I don't understand why we can't address this in a very simple Physics 101 way. The direction of the field and current seem to work out alright, I mean, they're in the right direction. I think you could do this and get a force upward. The equation for a wire in a magnetic field with a current is:

$$ F = ILB$$

Here we have the force equal to the current times length times magnetic field. The force from gravity is trivial.

$$ F = \lambda L g $$

$$ ILB = \lambda L g $$

Here $\lambda$ is the linear mass density, then we have the length and gravity. We only need a little manipulation of these equations. If the device is working, these two forces will be equal. I'm going to use a quote from the Wikipedia article on Niobium-tin.

In April 2008 a record non-copper current density was claimed of 2643 A/mm² at 12 T and 4.2 K [1]

This gives us a current density.
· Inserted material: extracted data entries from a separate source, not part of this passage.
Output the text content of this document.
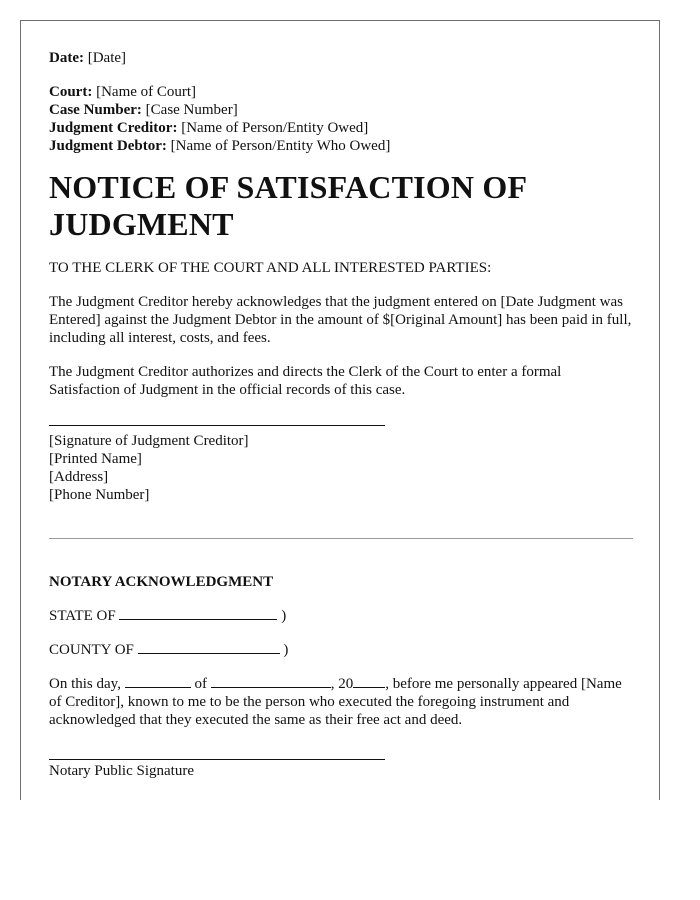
Date: [Date]

Court: [Name of Court]

Case Number: [Case Number]

Judgment Creditor: [Name of Person/Entity Owed]

Judgment Debtor: [Name of Person/Entity Who Owed]

NOTICE OF SATISFACTION OF JUDGMENT

TO THE CLERK OF THE COURT AND ALL INTERESTED PARTIES:

The Judgment Creditor hereby acknowledges that the judgment entered on [Date Judgment was Entered] against the Judgment Debtor in the amount of $[Original Amount] has been paid in full, including all interest, costs, and fees.

The Judgment Creditor authorizes and directs the Clerk of the Court to enter a formal Satisfaction of Judgment in the official records of this case.

[Signature of Judgment Creditor]

[Printed Name]

[Address]

[Phone Number]

NOTARY ACKNOWLEDGMENT

STATE OF	)

COUNTY OF	)

On this day,	of	, 20 , before me personally appeared [Name of Creditor], known to me to be the person who executed the foregoing instrument and acknowledged that they executed the same as their free act and deed.

Notary Public Signature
I will introduce $\phi$ to denote this quantity, and it will be defined as such.

$$\phi = \frac{I}{A}$$

We can also get a compatible representation for the linear mass density trivially by using the actual volumetric density.

$$ \rho = \frac{\lambda}{A}$$

Divide the previous equation by length and area to get:

$$ \phi B = \rho g $$

We have values for all of these.

  • magnetic field is 25,000 to 65,000 nT, so I'll use 50,000 nT
  • density of Niobium is 8.57 g/cm^3, I'll call that good enough

$$ \phi B = (2643 \frac{A}{mm^2}) (50 000 \times 10^{-9} \text{Tesla}) = 132,150 \frac{kg}{m^2 s^2} $$

$$ \rho g = (8.57 \frac{g}{cm^3} ) (9.8 \frac{m}{s^2} ) = 83,986 \frac{kg}{m^2 s^2} $$

These numbers are surprisingly close. If we take the lower value for the magnetic field we will find that it couldn't work. Also, since you need <5K temperature to get this, the cooling would add to the linear mass density. We conclude that current technology isn't good enough to do this. Current density isn't good enough by enough of a margin.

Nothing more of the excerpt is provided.